Bill’s assignment at the paper is to follow up on any story that is called in. He specializes in photography, so he is always assigned to ones that might have a good picture involved. One day a call came to the paper about a flock of Sandhill cranes.

“They are beautiful,” the caller said. “There are a lot of them, maybe hundreds. I was able to sneak up quite close and get a fantastic view.”

The caller said the cranes were up near a local lake in the area. The secretary wrote down all the information and relayed the message to Bill.

Sandhill cranes often stop over in Nebraska in the fall, but not usually in that area. It would be a newsworthy sight to see them there, especially in those numbers. Bill was excited to get a good photograph and write a story for the paper.

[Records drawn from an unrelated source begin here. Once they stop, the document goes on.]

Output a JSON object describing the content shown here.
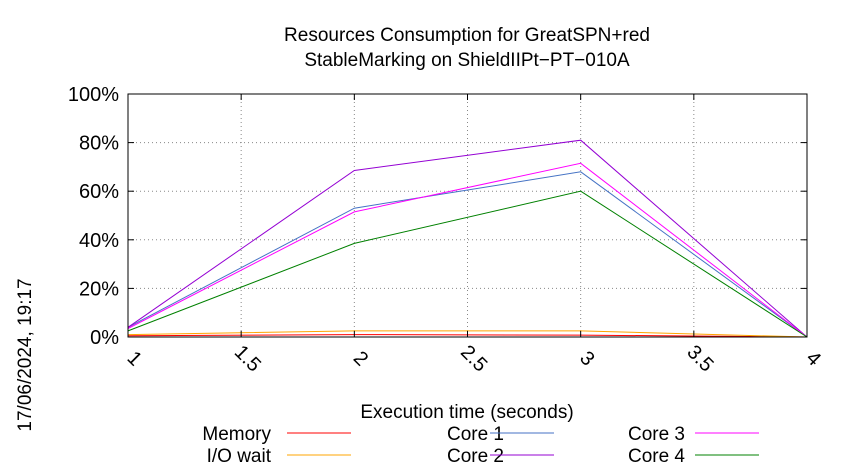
{
  "chart_data": {
    "type": "line",
    "title": [
      "Resources Consumption for GreatSPN+red",
      "StableMarking on ShieldIIPt−PT−010A"
    ],
    "xlabel": "Execution time (seconds)",
    "ylabel": "",
    "xlim": [
      1,
      4
    ],
    "ylim": [
      0,
      100
    ],
    "x_ticks": [
      "1",
      "1.5",
      "2",
      "2.5",
      "3",
      "3.5",
      "4"
    ],
    "y_ticks": [
      "0%",
      "20%",
      "40%",
      "60%",
      "80%",
      "100%"
    ],
    "grid": true,
    "legend_position": "bottom",
    "timestamp": "17/06/2024, 19:17",
    "series": [
      {
        "name": "Memory",
        "color": "#ff0000",
        "x": [
          1,
          2,
          3,
          4
        ],
        "y": [
          0.5,
          1.0,
          0.8,
          0
        ]
      },
      {
        "name": "I/O wait",
        "color": "#ffa500",
        "x": [
          1,
          2,
          3,
          4
        ],
        "y": [
          1.0,
          2.5,
          2.5,
          0
        ]
      },
      {
        "name": "Core 1",
        "color": "#4472c4",
        "x": [
          1,
          2,
          3,
          4
        ],
        "y": [
          4,
          53,
          68,
          0
        ]
      },
      {
        "name": "Core 2",
        "color": "#9400d3",
        "x": [
          1,
          2,
          3,
          4
        ],
        "y": [
          4,
          68.5,
          81,
          0
        ]
      },
      {
        "name": "Core 3",
        "color": "#ff00ff",
        "x": [
          1,
          2,
          3,
          4
        ],
        "y": [
          3.5,
          51.5,
          71.5,
          0
        ]
      },
      {
        "name": "Core 4",
        "color": "#008000",
        "x": [
          1,
          2,
          3,
          4
        ],
        "y": [
          2.5,
          38.5,
          60,
          0
        ]
      }
    ]
  }
}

When he got to the lake, there were indeed a huge number of birds. But Bill knew immediately that they were not Sandhill cranes. They were far too white. He figured they might be snow geese. And even though they weren’t as rare in that area, there were so many of them that they would still make an excellent picture and story. The picture should be as good as that of cranes, maybe better.

Bill wanted the perfect shot, so he started sneaking up on the birds. The going was not the easiest, carefully picking his way through the brush, but he was used to doing such things for his stories. He spent a long time, carefully working his way closer to the birds. But then, something made him reconsider what he was seeing. He was close enough to see their movements, but none seemed to be doing anything.

Bill pulled out his binoculars and had a good look. Sure enough, the birds were immobile. That was when he noticed that some were even in the act of taking off, but they, too, didn’t move. All the birds were decoys. But they were excellent decoys. They had fooled him and the person who had called the newspaper. And to add to that, there were hundreds of them. Usually, when a person sets out decoys, there are only a few.

Bill wondered why so many had been set out. Was it hunters or birders trying to draw snow geese in? But why would they need so many?

Bill debated taking a picture of them and trying to make a story, but he felt a little sheepish knowing he had spent so much time sneaking up on fakes. But he still wanted to have a picture he could take home.

Bill knew there were some eagles and real snow geese in the area, so he went in search of them. Eventually, he found some eagles and got some beautiful pictures. As he was returning past the site of the decoys, he saw some movement among them. There were some men dressed in white walking between the decoys.

Bill thought this was his big chance. He could talk to the men and solve the mystery of why they had set out so many. He slowed his car, but something stopped him from talking to the men. Between him and where the men were was a pasture full of mean-looking bulls. He was curious about the birds, but he wasn’t interested enough to cross that field. So, Bill turned and headed home, a beautiful picture of an eagle on his camera for his news story.

And the mystery of the many decoys at the lake remained a mystery.